More than half of all countries are predicted to fail to reach the UN target to reduce premature deaths from cancers, cardiovascular disease, chronic respiratory disease, and diabetes by 2030, according to a new analysis published by the NCD Countdown 2030 collaborators in The Lancet ahead of the third UN High-Level Meeting on NCDs commencing on 27 September 2018. WHO is a member of the Countdown 2030 and the paper makes use of the most recent WHO estimates for causes of death released by my Unit earlier this year.
Cancers, cardiovascular diseases, chronic respiratory diseases, and diabetes were responsible for 12.5 million deaths among people aged 30-70 years worldwide in 2016. The following figure from the paper shows the of dying between ages 30 and 70 from these four non-communicable disease groups (referred to below as NCD4) for men and women.
The paper warns that more than half of all countries are not on track to achieve a UN target for year 2030 to reduce by a third the probability of dying between ages 30 and 70 from NCD4. The maps below show the years at which countries will achieve the UN Target if current trends continue.
One in 10 countries have seen death rates stagnate or worsen – for instance in the USA, NCD rates for women have stagnated, with almost one in eight 30 year old women dying from one of the four NCDS before their 70th birthday, compared with 1 in 20 women in the best performing country (South Korea).

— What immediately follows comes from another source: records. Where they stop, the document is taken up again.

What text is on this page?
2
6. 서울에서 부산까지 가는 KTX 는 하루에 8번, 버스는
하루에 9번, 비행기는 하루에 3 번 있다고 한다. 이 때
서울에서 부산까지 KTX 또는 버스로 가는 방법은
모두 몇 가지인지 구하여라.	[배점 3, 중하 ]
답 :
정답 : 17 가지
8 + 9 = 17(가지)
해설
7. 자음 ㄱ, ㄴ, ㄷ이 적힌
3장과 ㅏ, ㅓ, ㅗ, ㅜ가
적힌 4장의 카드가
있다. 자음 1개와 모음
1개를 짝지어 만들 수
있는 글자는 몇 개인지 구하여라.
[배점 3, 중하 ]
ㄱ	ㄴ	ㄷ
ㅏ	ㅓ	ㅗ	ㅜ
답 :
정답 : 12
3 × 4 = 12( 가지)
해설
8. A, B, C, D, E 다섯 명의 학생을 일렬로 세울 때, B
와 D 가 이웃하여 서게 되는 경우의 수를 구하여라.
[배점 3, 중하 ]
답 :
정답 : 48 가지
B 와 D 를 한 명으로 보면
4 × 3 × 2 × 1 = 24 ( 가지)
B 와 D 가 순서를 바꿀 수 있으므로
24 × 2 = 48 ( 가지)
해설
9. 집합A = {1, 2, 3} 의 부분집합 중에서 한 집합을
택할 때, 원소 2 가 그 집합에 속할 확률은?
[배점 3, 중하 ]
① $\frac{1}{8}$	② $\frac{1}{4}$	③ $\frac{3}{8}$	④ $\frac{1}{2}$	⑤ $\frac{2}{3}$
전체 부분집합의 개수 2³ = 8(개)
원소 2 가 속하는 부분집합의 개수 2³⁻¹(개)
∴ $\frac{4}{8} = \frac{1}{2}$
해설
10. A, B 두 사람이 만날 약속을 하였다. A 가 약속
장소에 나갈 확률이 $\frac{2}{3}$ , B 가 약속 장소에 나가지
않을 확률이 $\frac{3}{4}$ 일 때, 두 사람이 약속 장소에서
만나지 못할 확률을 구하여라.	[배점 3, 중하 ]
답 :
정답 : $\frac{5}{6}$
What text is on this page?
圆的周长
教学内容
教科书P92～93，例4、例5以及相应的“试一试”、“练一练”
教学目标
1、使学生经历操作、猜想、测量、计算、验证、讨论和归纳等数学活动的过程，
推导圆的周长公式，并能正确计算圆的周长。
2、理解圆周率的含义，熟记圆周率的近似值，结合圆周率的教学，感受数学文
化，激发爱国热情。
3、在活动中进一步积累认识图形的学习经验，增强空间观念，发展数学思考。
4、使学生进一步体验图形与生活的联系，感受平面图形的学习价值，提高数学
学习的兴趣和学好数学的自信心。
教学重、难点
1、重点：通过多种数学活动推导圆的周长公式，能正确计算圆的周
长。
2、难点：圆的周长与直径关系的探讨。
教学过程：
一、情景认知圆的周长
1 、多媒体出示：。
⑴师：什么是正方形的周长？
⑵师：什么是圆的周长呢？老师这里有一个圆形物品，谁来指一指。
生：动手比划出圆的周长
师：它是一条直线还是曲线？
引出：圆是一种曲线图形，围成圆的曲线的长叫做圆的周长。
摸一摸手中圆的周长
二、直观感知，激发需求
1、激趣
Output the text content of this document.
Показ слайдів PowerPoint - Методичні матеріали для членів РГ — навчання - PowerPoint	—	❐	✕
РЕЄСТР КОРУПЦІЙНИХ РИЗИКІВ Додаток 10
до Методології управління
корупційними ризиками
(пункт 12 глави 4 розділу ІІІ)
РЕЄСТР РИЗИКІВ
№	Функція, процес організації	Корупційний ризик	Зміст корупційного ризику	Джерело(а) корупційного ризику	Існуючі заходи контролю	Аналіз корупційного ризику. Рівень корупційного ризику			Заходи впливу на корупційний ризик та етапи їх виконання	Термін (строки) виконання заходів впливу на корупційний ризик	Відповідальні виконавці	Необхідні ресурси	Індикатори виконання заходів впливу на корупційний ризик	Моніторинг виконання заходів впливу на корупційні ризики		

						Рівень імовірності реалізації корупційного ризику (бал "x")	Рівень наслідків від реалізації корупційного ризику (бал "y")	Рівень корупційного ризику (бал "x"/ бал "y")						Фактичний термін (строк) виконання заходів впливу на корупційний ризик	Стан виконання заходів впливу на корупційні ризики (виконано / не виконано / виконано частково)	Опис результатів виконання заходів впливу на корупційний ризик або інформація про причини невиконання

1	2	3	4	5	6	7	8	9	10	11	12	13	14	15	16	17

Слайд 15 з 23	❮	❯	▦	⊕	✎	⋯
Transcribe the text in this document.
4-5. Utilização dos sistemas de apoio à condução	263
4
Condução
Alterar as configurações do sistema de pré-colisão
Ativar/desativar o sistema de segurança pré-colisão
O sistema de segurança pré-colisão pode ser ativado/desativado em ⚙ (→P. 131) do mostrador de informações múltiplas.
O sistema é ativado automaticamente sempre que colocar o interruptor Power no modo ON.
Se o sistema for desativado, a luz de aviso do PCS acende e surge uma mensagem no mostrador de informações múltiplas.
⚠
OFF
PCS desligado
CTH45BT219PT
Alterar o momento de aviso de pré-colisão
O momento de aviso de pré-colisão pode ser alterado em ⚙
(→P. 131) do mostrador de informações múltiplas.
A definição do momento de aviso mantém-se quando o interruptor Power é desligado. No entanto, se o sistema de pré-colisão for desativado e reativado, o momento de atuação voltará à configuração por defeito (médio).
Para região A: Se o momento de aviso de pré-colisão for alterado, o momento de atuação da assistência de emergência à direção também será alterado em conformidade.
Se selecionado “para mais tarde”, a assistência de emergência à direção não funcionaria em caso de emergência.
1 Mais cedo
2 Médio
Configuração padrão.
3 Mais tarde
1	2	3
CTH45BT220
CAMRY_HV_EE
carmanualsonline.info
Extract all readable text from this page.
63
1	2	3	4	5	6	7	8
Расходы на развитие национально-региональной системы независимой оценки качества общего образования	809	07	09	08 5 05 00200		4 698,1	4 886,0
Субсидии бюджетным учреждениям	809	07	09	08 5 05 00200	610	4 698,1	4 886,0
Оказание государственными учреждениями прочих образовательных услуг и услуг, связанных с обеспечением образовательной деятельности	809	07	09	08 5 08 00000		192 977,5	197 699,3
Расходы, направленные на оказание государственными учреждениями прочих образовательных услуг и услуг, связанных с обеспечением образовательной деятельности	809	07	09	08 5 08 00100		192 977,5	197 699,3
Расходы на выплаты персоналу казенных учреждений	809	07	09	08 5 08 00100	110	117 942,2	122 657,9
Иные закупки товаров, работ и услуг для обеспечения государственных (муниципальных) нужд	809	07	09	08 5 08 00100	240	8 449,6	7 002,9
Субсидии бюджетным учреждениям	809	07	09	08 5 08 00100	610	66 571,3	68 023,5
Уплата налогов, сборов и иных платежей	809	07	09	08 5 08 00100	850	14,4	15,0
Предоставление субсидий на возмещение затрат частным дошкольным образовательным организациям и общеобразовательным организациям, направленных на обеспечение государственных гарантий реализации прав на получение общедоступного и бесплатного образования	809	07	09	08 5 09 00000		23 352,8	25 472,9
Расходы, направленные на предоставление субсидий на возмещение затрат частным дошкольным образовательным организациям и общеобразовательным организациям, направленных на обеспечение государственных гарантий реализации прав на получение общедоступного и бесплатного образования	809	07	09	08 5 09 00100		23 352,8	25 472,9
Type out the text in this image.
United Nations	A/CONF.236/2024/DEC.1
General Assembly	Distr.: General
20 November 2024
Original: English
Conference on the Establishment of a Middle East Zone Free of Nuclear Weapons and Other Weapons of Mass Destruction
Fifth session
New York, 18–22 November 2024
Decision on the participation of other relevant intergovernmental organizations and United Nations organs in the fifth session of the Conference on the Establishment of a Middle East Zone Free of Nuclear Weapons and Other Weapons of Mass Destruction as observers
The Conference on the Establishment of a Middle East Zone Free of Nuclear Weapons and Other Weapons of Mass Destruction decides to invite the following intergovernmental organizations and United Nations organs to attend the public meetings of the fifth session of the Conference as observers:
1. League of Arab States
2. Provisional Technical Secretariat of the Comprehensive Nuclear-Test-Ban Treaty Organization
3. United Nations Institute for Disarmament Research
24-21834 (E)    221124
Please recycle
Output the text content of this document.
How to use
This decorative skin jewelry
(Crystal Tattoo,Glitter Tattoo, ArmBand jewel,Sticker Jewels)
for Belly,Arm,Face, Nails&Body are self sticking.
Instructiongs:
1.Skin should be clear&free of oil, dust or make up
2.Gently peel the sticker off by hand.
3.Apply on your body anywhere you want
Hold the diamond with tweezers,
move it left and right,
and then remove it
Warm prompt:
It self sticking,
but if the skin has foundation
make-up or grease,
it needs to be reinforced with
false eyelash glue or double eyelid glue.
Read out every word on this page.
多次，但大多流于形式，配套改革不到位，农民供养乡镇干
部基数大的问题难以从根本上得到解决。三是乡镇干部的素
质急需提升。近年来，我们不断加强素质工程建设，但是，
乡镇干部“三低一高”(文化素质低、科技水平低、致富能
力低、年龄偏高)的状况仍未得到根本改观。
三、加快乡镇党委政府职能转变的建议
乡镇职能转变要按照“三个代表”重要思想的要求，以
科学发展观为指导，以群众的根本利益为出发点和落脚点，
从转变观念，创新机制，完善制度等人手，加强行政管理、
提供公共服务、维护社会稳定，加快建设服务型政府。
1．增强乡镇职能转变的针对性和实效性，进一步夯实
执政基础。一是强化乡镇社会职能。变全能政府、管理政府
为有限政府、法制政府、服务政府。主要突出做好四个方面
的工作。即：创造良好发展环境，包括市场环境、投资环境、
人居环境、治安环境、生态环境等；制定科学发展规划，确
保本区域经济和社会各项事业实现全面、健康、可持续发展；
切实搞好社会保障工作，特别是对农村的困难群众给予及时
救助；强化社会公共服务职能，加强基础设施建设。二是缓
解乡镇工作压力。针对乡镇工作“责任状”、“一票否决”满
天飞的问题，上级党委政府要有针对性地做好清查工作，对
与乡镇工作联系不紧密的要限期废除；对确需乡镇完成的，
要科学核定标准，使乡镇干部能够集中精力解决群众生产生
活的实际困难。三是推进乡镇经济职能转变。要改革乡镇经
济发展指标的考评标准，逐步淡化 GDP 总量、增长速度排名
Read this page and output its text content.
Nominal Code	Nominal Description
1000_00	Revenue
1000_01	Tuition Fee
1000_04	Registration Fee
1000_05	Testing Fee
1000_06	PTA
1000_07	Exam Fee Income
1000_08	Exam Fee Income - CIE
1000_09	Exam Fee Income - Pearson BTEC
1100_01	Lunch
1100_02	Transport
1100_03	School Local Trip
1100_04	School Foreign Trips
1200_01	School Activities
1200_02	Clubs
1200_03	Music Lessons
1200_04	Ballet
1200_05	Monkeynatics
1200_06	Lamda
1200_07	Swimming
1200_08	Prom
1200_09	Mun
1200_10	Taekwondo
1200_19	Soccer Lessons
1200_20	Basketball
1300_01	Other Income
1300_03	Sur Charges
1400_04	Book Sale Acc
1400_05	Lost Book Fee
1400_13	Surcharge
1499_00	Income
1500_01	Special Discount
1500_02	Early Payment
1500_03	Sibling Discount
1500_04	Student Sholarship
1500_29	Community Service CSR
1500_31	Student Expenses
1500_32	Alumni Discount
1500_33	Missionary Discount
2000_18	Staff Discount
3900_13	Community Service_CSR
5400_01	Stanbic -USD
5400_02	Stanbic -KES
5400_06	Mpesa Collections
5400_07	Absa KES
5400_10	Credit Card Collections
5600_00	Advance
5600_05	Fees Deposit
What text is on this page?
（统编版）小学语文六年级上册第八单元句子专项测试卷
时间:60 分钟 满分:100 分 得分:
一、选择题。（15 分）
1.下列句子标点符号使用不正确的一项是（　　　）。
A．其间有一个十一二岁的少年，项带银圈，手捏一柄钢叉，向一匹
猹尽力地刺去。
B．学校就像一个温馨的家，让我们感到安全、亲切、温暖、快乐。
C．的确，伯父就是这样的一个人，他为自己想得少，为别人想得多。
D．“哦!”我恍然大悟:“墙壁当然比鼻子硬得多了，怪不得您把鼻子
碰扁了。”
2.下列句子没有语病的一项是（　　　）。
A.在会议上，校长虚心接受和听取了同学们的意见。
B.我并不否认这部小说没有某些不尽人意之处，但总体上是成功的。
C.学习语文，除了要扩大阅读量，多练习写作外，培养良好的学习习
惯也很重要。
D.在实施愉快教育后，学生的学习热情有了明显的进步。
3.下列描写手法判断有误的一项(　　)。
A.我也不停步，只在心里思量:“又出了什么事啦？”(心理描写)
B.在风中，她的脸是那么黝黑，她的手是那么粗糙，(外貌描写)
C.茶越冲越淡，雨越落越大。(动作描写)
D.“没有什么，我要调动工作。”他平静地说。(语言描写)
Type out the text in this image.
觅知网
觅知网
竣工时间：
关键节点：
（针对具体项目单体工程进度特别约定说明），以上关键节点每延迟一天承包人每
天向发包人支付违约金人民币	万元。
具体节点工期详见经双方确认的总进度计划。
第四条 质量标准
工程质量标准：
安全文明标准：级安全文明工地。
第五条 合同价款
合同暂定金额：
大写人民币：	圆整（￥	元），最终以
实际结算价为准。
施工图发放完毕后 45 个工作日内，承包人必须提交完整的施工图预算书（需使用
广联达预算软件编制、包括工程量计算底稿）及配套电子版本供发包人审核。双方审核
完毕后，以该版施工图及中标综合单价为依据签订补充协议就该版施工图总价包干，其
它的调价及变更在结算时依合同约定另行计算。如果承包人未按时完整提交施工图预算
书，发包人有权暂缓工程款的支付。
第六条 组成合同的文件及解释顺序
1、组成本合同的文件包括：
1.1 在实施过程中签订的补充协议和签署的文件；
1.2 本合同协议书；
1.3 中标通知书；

Back around 2013-2014, when indicators and targets for 2030 were under discussion within UN agencies, a WHO expert group proposed that the NCD mortality indicator be chosen as the probability of dying between exact ages 30 and 70 if the cohort was subject only to the current age-sex-specific mortality rates for the NCD4 causes observed in each population. This is a life table concept and is calculated using a life table where the mortality rates are those for NCD4 only. Demographers refer to this indicator as an “unconditional” probability of dying from the specified causes. If other causes, “competing” causes are also included in the mortality risk, then the probabilities become dependent on other causes as well as NCD4 and hence are “conditional”.
To see this, consider a population in which 50% of the men die between ages 30 and 40 from HIV. If competing causes are not excluded from the calculation, the risk of dying between 30 and 70 from NCD4 will be approximately half that for an identical population where there is no HIV mortality.
This indicator was chosen because it provides numbers that are immediately understandable by policy makers and the general public. It is quite easy to understand what it means to say that 10% or 30% of 30 year olds can expect to die from NCD4 by age 70, if nothing else kills them. In contrast, the numbers associated with the more tradional age-specific or age-standardized death rate indicators are not immediately meaningful to policy makers or the general public. Is a death rate of 250 per 100,000 population aged 30-69 a desirable or undesirable level?
However, in WHO consultations with Member States and more generally, it turned out that this indicator has been an endless source of confusion for many. It seems that life table concepts are not familiar to many epidemiologists and public health professionals, and the issues around “competing causes” has also been a source of much confusion. We discovered that the term “unconditional” is used in several different senses, and is generally not interpreted the way demographers use it. Also, a number of epidemiologists have argued that exclusion of other causes is resulting in bias, rather than being necessary to produce an indicator which is influenced only by NCD mortality level s. So WHO has ceased to use the term “unconditional” and learned to live with the NCD target being described in terms of “death rates”, “premature death rates”, or even numbers of deaths. The indicator being used however is clearly defined as a life table probability in technical descriptions of the indicator.